As we laughed, I couldn't help but admire her own sense of worth. She's very clear on infidelity. She won't tolerate it from a man, and she won't celebrate it from a woman.
"I'm in shock America is even contemplating voting for Mrs. Clinton. What is she a country western wife---I'll stand by my man? Bullshit! Let's forget about Benghazi and the vanished e-mails and all that. The fact that she allowed him [Bill Clinton] to publically cheat on her is enough for me to say, 'I want a woman president, but not that woman,'" she said.
Like Lucky, Collins had to prove herself to her family. A few years ago she told me her father was a bit of a chauvinist and very dominant. This time she went deeper and confessed that he would say things to her like, "You're old enough and ugly enough" if she ever asked for anything. She also had an aunt who called her "scruffy." Neither were positive affirmations for a young girl. She's currently writing her autobiography, Reform School or Hollywood, and through the writing process she's realized a few things about herself.
"I raised myself," she said. "I was a middle child who nobody paid any attention to."
Her older sister, actress Joan Collins, was off making movies, and her brother was king of the house because her parents always wanted a boy.
"I turned myself into what I thought I should be, and I showed them all. I really did."

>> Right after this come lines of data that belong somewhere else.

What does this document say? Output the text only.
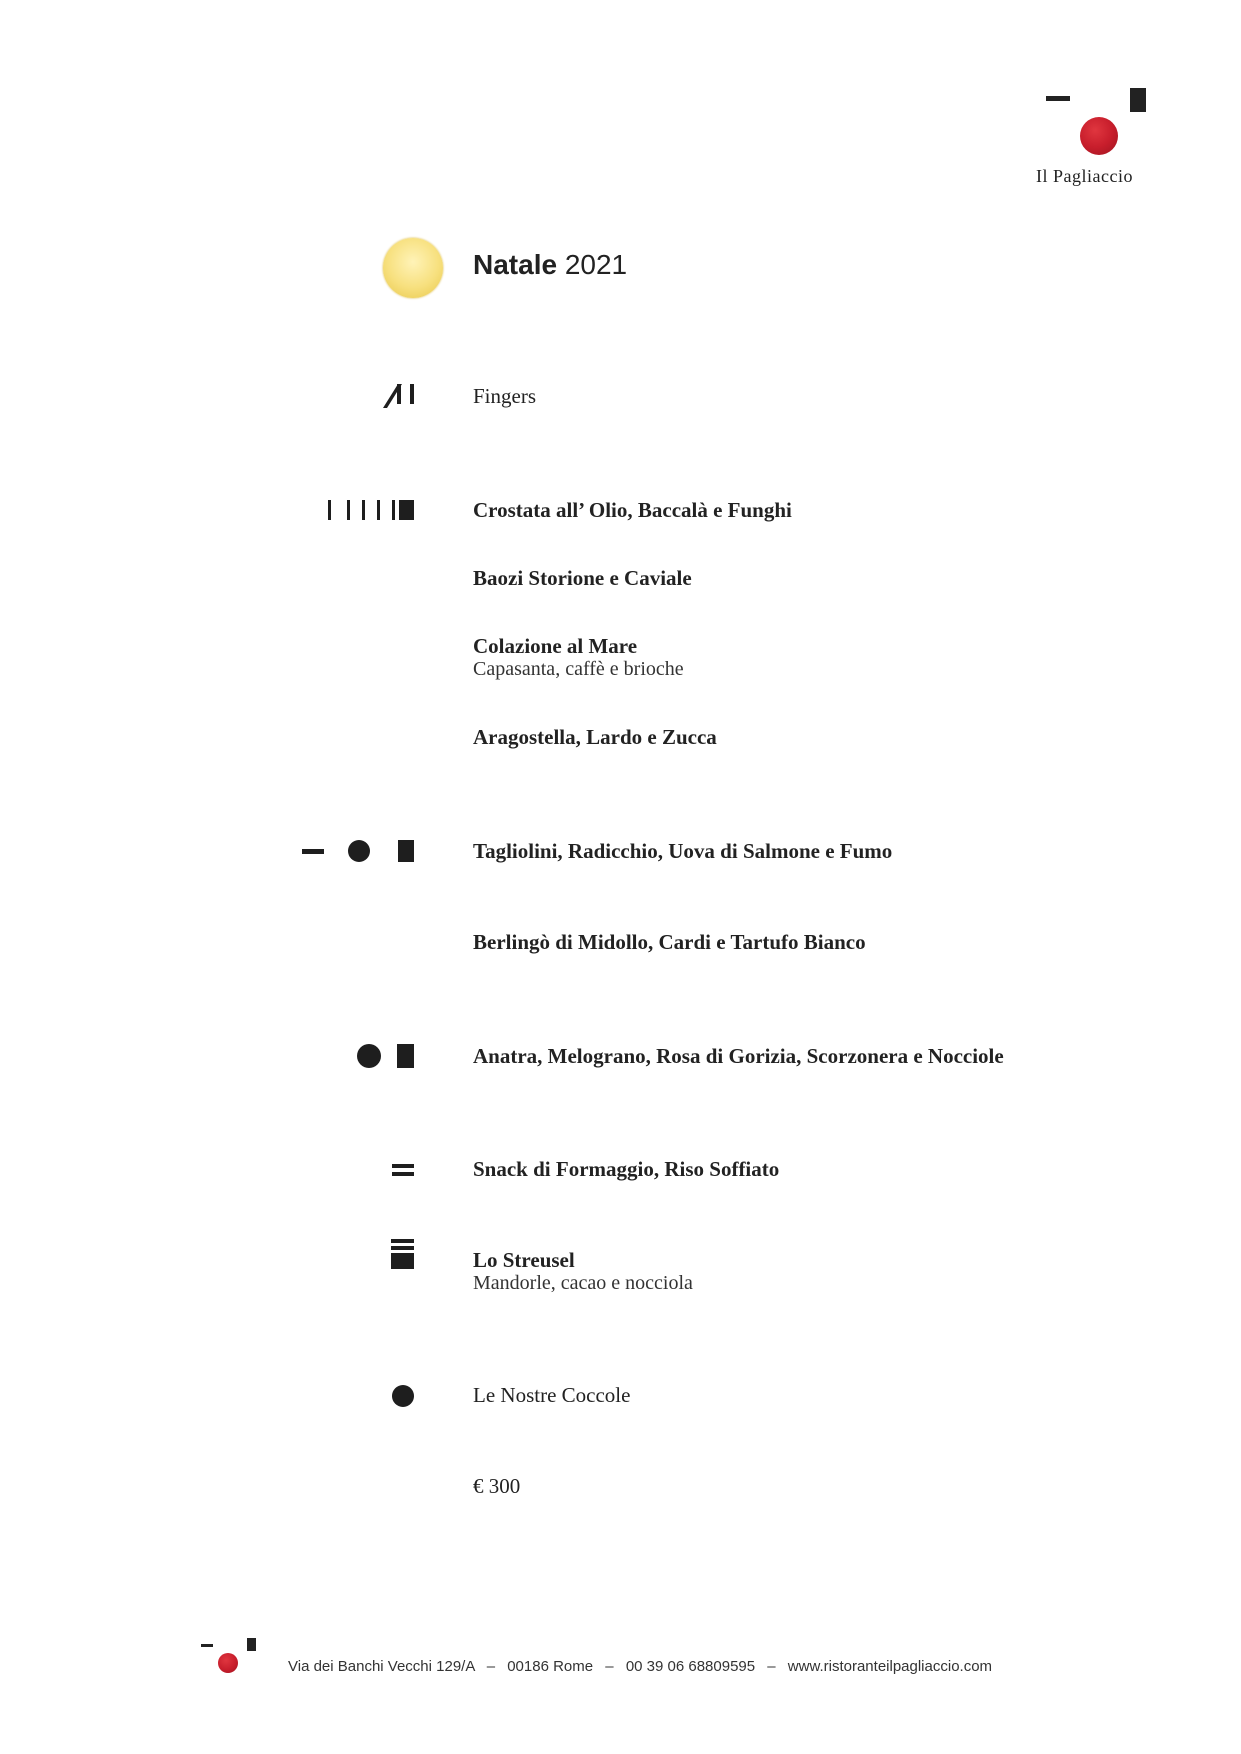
Il Pagliaccio
Natale 2021
Fingers
Crostata all’ Olio, Baccalà e Funghi
Baozi Storione e Caviale
Colazione al Mare
Capasanta, caffè e brioche
Aragostella, Lardo e Zucca
Tagliolini, Radicchio, Uova di Salmone e Fumo
Berlingò di Midollo, Cardi e Tartufo Bianco
Anatra, Melograno, Rosa di Gorizia, Scorzonera e Nocciole
Snack di Formaggio, Riso Soffiato
Lo Streusel
Mandorle, cacao e nocciola
Le Nostre Coccole
€ 300
Via dei Banchi Vecchi 129/A – 00186 Rome – 00 39 06 68809595 – www.ristoranteilpagliaccio.com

Looking into her eyes, I realized more than ever that she's right when she says people are always surprised at how down to Earth she truly is. She leads a very private life and likes to think of herself as one of the boys. That comes through in her writing. Take her new character, the troubled young actress Willow Price. She writes in The Santangelos: "Willow took pride in being the best little cocksucker in town."
"And they say I write romance novels!" she laughed after I read her that passage.
Of course no time with Jackie Collins would be complete without dishing about some of the hottest topics in entertainment. Caitlyn Jenner came up, of course.
"It's enough already," she said. "I did a bus tour with Married Lovers in the South, and so many young boys came up to me who were transgender and told me it was hopeless there, and they had to move to New York or LA. It was the biggest suicide group of people ever. So, I think it's great for her, but it's enough already."
And what advice would she give Caitlyn?
"Don't let it be all about your looks as a woman. Develop your personality."
Close to two hours later she's finished her sandwich, and my Pinot Grigio is gone. While we never did have a traditional interview, we had an honest talk that went far deeper than I could have imagined. Not only did I get to know more about the woman behind the best-selling books, I feel like I gained a confident. She even joked, "And I solved your love life!" She certainly did give me good advice that I will cherish and may even read about her in her next book. Before we leave there was just one thing left to do.
"Let's get a picture," she said with a smile.